Story 1: Scotland (Offshore wind and Fisheries)

Story 1: Sharing the sea in Scotland

An economic assessment of short-term options for offshore wind energy in Scottish Territorial Waters noted that all OWF sites suitable for short-term development are entirely or partially situated within spawning or nursery grounds for one or more of the commercial species. This conflict is more relevant in the East coast of Scotland, which is more developed and sea use more intensive than in the West. Consented and proposed offshore wind farms are also found mainly on the East coast. Figure 4 presents examples of the overlap of the two sectors in this area. This is an example of a spatial conflict rather than a general conflict: A 2012 survey found general attitudes of Scottish fishers to offshore wind farming to be neutral or positive

Offshore wind farm developments are a particular challenge for smaller vessels that normally operate close to coast. Impeded by the availability of capital, licenses and quota, fishers whose profit depends on areas designated for potential offshore wind farm development may not be able to operate profitably during and after construction of a wind farm.

Ambitious renewable energy targets led to ten of the offshore wind areas in Scottish Territorial Waters to be allocated zones in 2009. This was before an independent Strategic Environmental Assessment (SEA) was conducted to identify whether the sites are generally suitable.
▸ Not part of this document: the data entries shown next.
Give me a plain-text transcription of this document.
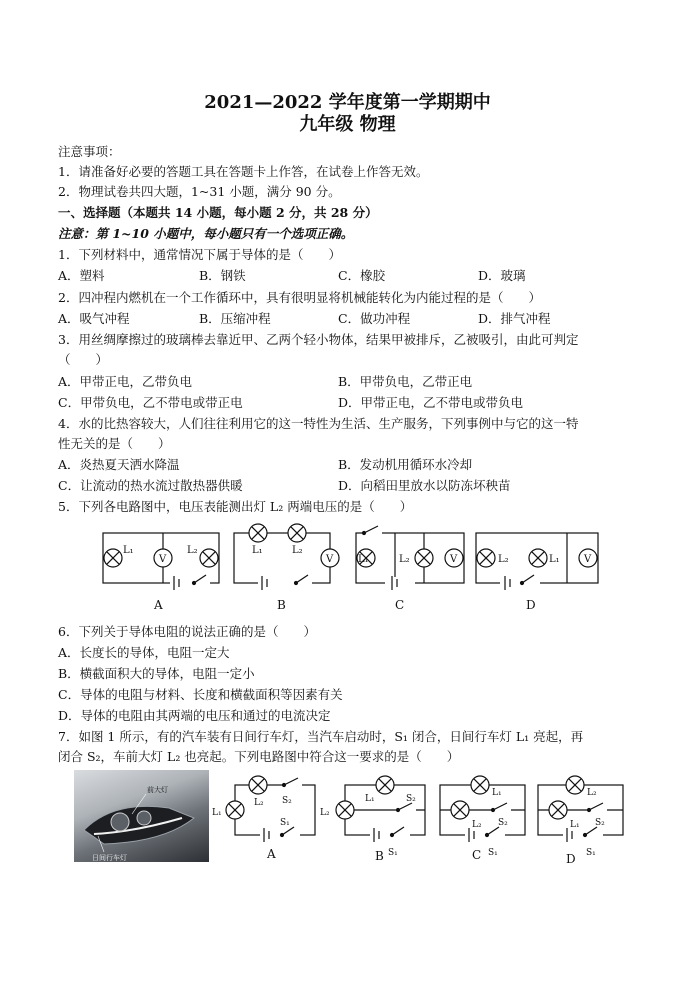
2021—2022 学年度第一学期期中
九年级 物理
注意事项：
1．请准备好必要的答题工具在答题卡上作答，在试卷上作答无效。
2．物理试卷共四大题，1~31 小题，满分 90 分。
一、选择题（本题共 14 小题，每小题 2 分，共 28 分）
注意：第 1~10 小题中，每小题只有一个选项正确。
1．下列材料中，通常情况下属于导体的是（　　）
A．塑料	B．钢铁	C．橡胶	D．玻璃
2．四冲程内燃机在一个工作循环中，具有很明显将机械能转化为内能过程的是（　　）
A．吸气冲程	B．压缩冲程	C．做功冲程	D．排气冲程
3．用丝绸摩擦过的玻璃棒去靠近甲、乙两个轻小物体，结果甲被排斥，乙被吸引，由此可判定
（　　）
A．甲带正电，乙带负电	B．甲带负电，乙带正电
C．甲带负电，乙不带电或带正电	D．甲带正电，乙不带电或带负电
4．水的比热容较大，人们往往利用它的这一特性为生活、生产服务，下列事例中与它的这一特
性无关的是（　　）
A．炎热夏天洒水降温	B．发动机用循环水冷却
C．让流动的热水流过散热器供暖	D．向稻田里放水以防冻坏秧苗
5．下列各电路图中，电压表能测出灯 L₂ 两端电压的是（　　）
L₁
V
L₂	L₁	L₂
V L₁	L₂	V	L₂	L₁ V
A	B	C	D
6．下列关于导体电阻的说法正确的是（　　）
A．长度长的导体，电阻一定大
B．横截面积大的导体，电阻一定小
C．导体的电阻与材料、长度和横截面积等因素有关
D．导体的电阻由其两端的电压和通过的电流决定
7．如图 1 所示，有的汽车装有日间行车灯，当汽车启动时，S₁ 闭合，日间行车灯 L₁ 亮起，再
闭合 S₂，车前大灯 L₂ 也亮起。下列电路图中符合这一要求的是（　　）
前大灯
日间行车灯
L₁
L₂ S₂
S₁
L₂
L₁	S₂
S₁
L₁
L₂ S₂
S₁
L₂
L₁ S₂
S₁
A	B	C	D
At the time, Scottish LINK (2010), a forum made up of 35 Scottish voluntary environment organisations, recommended to implement a strategy-led consenting process, including the application of Adaptive Management and a Monitor and Deploy Policy, in order to secure benefits to all interests involved.

While comprehensive integrated planning has since been put in place, the conflict is to a certain extent still ongoing, reflecting the specificities of each potential OWF development project. In just the latest example, Scottish trawling fishers operating in the Moray Firth are at risk of being displaced by a development of a new offshore wind farm. Scottish and Southern Energy (SSE) are building 84 turbines about eight miles east from Caithness as part of the £2.6 billion Beatrice development. Fishers face financial losses unless they move into offshore areas, but there they would be in more competition with other larger fishing boats. They are worried about the lack of compensation for lost earnings. 

To solve the problem, the developer has been continuing to liaise with the fishermen who work in and around the wind farm and export cable route construction areas to reach agreements on cooperation that are fair to both sides.